The NaOH followed by the heat is what causes decarboxylation. The oxalic acid is added to give you a stable amine salt that easy to isolate from the crude mixture. If you want to check my explanation, take NMR of the filtrate that is collected after the first step before the material is resuspended and oxalic acid is added.
I think you didn't understand my last explanation of the mechanism. I freely admit I am guessing here, but I don't see how stirring in room temp oxalic acid causes decarboxylation, and if it did why you would need to cook the molecule in hot NaOH beforehand.

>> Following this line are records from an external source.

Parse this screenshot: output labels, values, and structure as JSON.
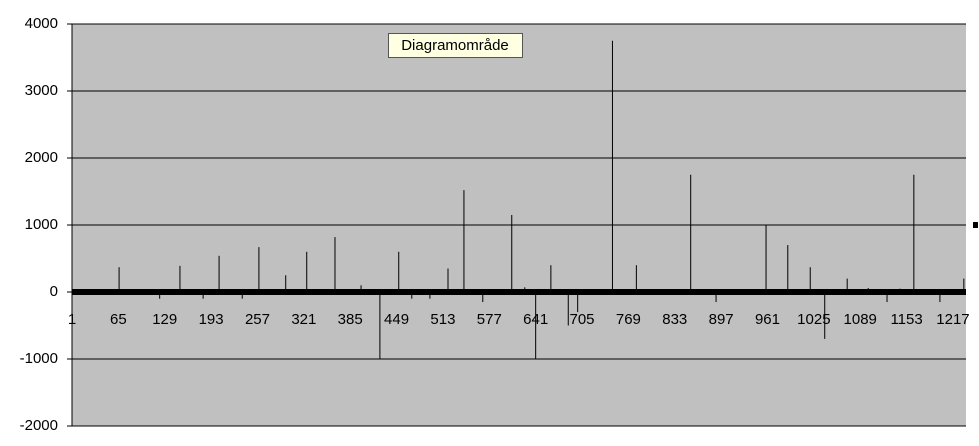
{
  "chart_data": {
    "type": "bar",
    "x": [
      26,
      66,
      96,
      122,
      150,
      182,
      204,
      236,
      259,
      296,
      325,
      364,
      400,
      426,
      452,
      470,
      495,
      520,
      542,
      568,
      608,
      626,
      641,
      662,
      686,
      699,
      747,
      780,
      820,
      855,
      890,
      959,
      989,
      1020,
      1040,
      1071,
      1100,
      1126,
      1144,
      1163,
      1199,
      1232
    ],
    "values": [
      30,
      370,
      30,
      -100,
      390,
      -100,
      540,
      -100,
      670,
      250,
      600,
      820,
      100,
      -1000,
      600,
      -100,
      -100,
      350,
      1520,
      -150,
      1150,
      70,
      -1000,
      400,
      -500,
      -300,
      3750,
      400,
      40,
      1750,
      -150,
      1000,
      700,
      370,
      -700,
      200,
      60,
      -150,
      50,
      1750,
      -150,
      200
    ],
    "color": "#000000",
    "xlim": [
      1,
      1235
    ],
    "xticks": [
      1,
      65,
      129,
      193,
      257,
      321,
      385,
      449,
      513,
      577,
      641,
      705,
      769,
      833,
      897,
      961,
      1025,
      1089,
      1153,
      1217
    ],
    "ylim": [
      -2000,
      4000
    ],
    "yticks": [
      -2000,
      -1000,
      0,
      1000,
      2000,
      3000,
      4000
    ],
    "grid": true,
    "tooltip": "Diagramområde"
  }
}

Here is what I think happens in that prep:
The NaOH deprotonates the thiophenecarboxylic acid to give the carboxylate sodium salt, which will thermally degrade to CO2+aminothiophene anion. Thiophene anion gets a proton from water. HCl is added to precipitate the impure aminothiophene HCl salt. Impurity is probably starting material and whatever aminothiophene degrades into, which is also an HCl salt now. The crude aminothiophene HCl salt is dissolved in acetone, then oxalic acid is added. The 2-aminothiophene oxalate salt is not soluble in ether, while the methyl-3-amino-2-thiophene carboxylate oxalate salt and whatever other garbage is around is soluble. Collect the pure starting product by filtration.
As for refluxing for more than 30 min, I think you need to be careful. Aminothiophene is apparently not that stable. It is possible that longer reflux will degrade it. You may just be losing yield during your workup steps just during glassware transfer and such. That NMR of the crude I suggested should show conversion, which will give you the yield you're "supposed" to get.